British banks are "throttling recovery" : Cable

LONDON Sun Jul 8, 2012 10:31am EDT

Britain's Business Secretary Vince Cable arrives to appear in front of the Leveson Inquiry into media practice at the Hight Court in London May 30, 2012. REUTERS/Neil Hall

Britain's Business Secretary Vince Cable arrives to appear in front of the Leveson Inquiry into media practice at the Hight Court in London May 30, 2012.

Credit: Reuters/Neil Hall

LONDON (Reuters) - Banks are "throttling" the recovery of Britain's economy by failing to lend small firms desperate for loans, Business Secretary Vince Cable said on Sunday.

Cable, a long-term critic of Britain's large banks, said the government needed to focus on ensuring a 100 billion pound ($155 billion) credit boost announced in June reached companies that needed loans to fund their expansion.

"Our leading banks are frankly throttling recovery by not making business lending available, particularly to small-scale companies," Cable told BBC television.

"That is where the real problem is, we now have to focus single mindedly on that task, how to make sure that the additional money gets into British business," he added.

Britain's largest banks are Barclays, Lloyds (LLOY.L), Royal Bank of Scotland (RBS.L), HSBC (HSBA.L) and Santander (SAN.MC).

The country fell back into recession at the turn of this year, adding to pressure on the coalition government to come up with new ways to boost growth.

Cable said he had been visiting "super" companies in the north of England. "(They) have got big export potential, got orders, and they just cannot get a loan from the bank to finance their exports and expansion. This is the issue we have to focus on."

The Bank of England's program of quantitative easing, where it effectively prints money and buys government bonds in the hope of stimulating extra investment in the economy, was not working as well as it should, Cable said.

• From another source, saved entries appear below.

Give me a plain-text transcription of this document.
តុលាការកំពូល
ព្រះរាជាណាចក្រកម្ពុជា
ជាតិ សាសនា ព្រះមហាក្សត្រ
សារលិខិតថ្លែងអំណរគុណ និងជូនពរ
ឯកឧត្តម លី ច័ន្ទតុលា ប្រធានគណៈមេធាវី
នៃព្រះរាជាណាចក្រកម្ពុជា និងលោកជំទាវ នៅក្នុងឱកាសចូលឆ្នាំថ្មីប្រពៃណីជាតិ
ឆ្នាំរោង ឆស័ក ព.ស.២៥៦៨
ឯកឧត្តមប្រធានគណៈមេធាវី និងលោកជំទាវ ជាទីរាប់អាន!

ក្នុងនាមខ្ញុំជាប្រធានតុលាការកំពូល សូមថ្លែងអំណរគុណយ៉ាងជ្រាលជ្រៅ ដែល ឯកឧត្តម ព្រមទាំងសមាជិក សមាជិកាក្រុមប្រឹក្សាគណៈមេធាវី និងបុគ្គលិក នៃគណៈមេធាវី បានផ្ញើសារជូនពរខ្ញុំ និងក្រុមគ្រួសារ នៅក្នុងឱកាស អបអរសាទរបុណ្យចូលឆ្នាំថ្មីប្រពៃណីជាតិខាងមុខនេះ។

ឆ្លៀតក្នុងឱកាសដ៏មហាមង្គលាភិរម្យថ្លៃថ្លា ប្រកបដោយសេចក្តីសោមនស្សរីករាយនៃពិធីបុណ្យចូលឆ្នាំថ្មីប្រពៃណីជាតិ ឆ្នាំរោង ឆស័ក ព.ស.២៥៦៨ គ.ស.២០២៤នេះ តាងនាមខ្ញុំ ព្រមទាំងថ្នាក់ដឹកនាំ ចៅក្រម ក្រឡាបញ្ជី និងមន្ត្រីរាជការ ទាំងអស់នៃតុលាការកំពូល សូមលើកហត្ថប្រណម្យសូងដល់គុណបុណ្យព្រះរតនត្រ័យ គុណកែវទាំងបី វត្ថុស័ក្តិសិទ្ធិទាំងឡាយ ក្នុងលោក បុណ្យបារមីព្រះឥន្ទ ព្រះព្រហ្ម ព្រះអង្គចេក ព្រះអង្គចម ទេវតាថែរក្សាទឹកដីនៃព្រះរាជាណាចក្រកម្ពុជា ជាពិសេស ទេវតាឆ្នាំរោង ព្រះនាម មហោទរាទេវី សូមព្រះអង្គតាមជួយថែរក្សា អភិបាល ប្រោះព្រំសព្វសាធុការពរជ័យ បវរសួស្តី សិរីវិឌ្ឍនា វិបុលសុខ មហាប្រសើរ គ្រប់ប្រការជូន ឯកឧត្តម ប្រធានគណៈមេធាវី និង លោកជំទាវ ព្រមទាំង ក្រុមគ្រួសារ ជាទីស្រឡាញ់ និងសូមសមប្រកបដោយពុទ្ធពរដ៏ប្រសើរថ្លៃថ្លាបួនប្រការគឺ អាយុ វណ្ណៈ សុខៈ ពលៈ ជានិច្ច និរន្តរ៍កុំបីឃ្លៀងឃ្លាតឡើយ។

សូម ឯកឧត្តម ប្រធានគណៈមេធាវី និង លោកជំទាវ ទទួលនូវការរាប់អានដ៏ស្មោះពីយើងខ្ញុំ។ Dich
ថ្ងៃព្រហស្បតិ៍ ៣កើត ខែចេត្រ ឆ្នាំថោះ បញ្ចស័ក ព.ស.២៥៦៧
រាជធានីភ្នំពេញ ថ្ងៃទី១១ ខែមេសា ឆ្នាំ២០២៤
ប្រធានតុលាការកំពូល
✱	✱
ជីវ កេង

"Quantitative easing is necessary but not sufficient ... There has been a breakdown in the mechanism, in the transmission, it just does not get through to companies," he added.

To reduce the cost of bank funding and encourage more lending, the government said last month it would back 80 billion pounds of new loans, with the Bank of England also providing banks with 5 billion pound tranches of six-month liquidity.

A scandal over the rigging of a key interest rate has reignited public anger over banks in Britain, which people blame for sinking the economy into a recession from which the country is struggling to emerge.

Parliament this week agreed to open an inquiry into banking ethics after Barclays (BARC.L) paid a 450 million pound fine over the manipulation of the London Interbank Offered Rate (Libor), sparking fierce criticism of its culture and risk-taking.

Cable said banks were holding back the growth of British industry because of "their existing culture, which is frankly anti-business, obsession with short-term trading profits, not focusing on the long-term."

Banks, which are under pressure to rebuild their balance sheets following the 2007-09 financial crisis, say many companies are reluctant to borrow money in an uncertain economic climate.

Cable was sympathetic to a proposal floated by Labour opposition leader Ed Miliband on Sunday for Britain's big five banks to sell 1,000 local branches to create two new competitors on the high street.

"I want to see more competition. That's a good idea," Cable said.

The government is already encouraging more entrants to the British banking market, and plans a radical shakeup of the sector, requiring banks to ring-fence their high-risk investment operations from their retail operations.

The Bank of England last week launched a third round of quantitative easing, saying it would buy 50 billion pounds of government bonds to counter a slowdown in eurozone countries, Britain's largest export market.

The central bank has bought 325 billion pounds of government bonds to date, with the latest announcement taking this total to 375 billion pounds.